Modern HPC systems such as ARCHER2 are being constructed using increasingly powerful nodes, with larger and larger numbers of cores and enhanced vector capabilities. To extract maximum performance from applications, it is therefore necessary to understand, and be able to overcome, on-node performance bottlenecks. This course will cover the main features of modern HPC nodes, including multiple cores, vector floating point units, deep cache hierarchies, and NUMA memory systems. We will cover techniques for efficient programming of these features, using batch processing options and compiler options as well as hand tuning of code. The course will also contain an introduction to the use of Cray performance analysis tools.
Prerequisites:
Participants must have attended ARCHER2 for Software Developers or be familiar with software development on ARCHER, ARCHER2, or any other HPC facility, using C, C++ or Fortran.

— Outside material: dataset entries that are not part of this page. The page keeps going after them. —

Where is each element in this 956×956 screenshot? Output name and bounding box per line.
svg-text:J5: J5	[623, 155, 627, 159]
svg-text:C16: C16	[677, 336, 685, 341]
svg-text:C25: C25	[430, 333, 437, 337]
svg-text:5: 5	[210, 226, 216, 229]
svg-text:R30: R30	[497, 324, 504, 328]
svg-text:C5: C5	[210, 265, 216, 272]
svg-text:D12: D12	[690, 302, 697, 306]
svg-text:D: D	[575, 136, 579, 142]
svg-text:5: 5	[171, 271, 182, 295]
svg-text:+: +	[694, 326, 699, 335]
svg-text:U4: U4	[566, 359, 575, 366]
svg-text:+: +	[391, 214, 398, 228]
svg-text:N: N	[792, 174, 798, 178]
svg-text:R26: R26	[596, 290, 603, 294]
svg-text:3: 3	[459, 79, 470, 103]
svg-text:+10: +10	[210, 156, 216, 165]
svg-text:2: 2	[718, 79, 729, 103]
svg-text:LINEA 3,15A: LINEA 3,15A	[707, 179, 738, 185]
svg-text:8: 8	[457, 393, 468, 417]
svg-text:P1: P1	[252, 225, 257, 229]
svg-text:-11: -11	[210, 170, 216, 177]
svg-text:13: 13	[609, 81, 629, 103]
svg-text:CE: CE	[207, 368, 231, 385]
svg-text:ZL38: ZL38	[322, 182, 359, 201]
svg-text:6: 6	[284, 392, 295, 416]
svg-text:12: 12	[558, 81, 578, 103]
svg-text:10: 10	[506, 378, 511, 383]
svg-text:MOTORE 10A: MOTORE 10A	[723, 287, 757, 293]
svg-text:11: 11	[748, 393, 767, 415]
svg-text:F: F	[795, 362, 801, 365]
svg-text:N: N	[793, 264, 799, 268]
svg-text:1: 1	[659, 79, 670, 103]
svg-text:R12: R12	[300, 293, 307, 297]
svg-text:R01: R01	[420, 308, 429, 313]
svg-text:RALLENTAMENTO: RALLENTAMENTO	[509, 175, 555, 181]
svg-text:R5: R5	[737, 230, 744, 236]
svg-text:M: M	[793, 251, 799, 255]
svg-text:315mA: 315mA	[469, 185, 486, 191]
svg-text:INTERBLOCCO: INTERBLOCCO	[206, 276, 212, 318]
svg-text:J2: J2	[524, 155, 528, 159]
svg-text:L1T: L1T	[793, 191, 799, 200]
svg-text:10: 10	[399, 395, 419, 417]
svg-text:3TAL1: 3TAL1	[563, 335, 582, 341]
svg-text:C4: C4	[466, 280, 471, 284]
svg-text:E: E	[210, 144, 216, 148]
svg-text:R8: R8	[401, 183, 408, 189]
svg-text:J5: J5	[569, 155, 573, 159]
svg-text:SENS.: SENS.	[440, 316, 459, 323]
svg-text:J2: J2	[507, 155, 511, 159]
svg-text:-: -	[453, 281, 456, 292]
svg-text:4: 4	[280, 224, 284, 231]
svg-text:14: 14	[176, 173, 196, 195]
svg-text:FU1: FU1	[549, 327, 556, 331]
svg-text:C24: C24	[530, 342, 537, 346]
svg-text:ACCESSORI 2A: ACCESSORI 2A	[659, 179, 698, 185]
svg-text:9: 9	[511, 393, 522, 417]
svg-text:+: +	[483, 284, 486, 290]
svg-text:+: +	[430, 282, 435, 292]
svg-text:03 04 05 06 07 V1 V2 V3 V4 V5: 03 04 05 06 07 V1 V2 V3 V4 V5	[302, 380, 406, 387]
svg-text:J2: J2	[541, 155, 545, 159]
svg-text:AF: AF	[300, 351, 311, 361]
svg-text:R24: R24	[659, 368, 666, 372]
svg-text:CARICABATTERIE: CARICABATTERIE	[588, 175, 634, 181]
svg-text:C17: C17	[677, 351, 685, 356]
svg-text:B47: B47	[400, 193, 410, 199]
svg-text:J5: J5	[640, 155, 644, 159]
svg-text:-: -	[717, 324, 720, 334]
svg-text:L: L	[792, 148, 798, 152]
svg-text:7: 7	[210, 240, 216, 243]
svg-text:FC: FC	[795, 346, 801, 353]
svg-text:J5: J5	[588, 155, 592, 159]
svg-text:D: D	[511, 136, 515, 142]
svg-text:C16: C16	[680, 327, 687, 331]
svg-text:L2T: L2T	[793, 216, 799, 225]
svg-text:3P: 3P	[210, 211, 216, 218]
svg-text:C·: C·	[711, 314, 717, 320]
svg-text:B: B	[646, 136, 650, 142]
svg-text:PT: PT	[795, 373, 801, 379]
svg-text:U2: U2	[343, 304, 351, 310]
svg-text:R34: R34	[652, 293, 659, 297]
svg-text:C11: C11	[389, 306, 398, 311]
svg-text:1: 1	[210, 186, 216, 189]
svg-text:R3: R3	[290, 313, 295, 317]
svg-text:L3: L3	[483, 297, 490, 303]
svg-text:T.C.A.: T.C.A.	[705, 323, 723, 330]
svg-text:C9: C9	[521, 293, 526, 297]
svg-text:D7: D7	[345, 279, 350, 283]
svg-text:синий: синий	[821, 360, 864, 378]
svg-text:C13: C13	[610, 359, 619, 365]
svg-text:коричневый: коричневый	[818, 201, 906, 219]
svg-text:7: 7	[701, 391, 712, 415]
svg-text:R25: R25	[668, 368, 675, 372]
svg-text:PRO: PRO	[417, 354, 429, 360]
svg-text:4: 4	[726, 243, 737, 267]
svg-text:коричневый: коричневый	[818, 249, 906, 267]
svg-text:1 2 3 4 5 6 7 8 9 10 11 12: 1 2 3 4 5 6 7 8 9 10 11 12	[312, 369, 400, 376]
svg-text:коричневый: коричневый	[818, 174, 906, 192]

This course is targeted at users interested in optimising the performance of their own applications, e.g. through compiler options or code changes.
Users interested in efficient use of centrally installed packages should consider attending Understanding Package Performance instead
Requirements:
Participants must bring a laptop with a Mac, Linux, or Windows operating system (not a tablet, Chromebook, etc.) that they have administrative privileges on.
They are also required to abide by the ARCHER2 Code of Conduct.
Timetable:
- Day 1: 23rd November 9:30-17:30
- 09.30 – 09.45 Introduction
- 09.45 – 10.30 Node Architecture
- 10.30 – 11.00 Practical – memory performance
- 11.00 – 11.30 Break
- 11.30 – 12.30 Profiling
- 12.30 – 13.00 Practical – profiling
- 13.00 – 14.00 Break
- 14.00 – 15.00 Optimising with the compiler
- 15.00 – 15.30 Break
- 15.30 – 17.00 Practical – profiling and optimization
- 17.00 – 17.10 Summary
- 17.10 – 17.30 Practical – profiling and optimization
- Day 2: 24th November 9:30-16:00
- 09.30 – 11.00 OpenMP optimisation
- 11.00 – 11.30 Break
- 11.30 – 12.30 Practical – OpenMP optimisation
- 12.30 – 13.30 Break
- 13.30 – 15.00 Vectorisation, Memory Hierarchy Optimisation
- 15.00 – 15.30 Break
- 15.30 – 16.00 Practical – memory and cache blocking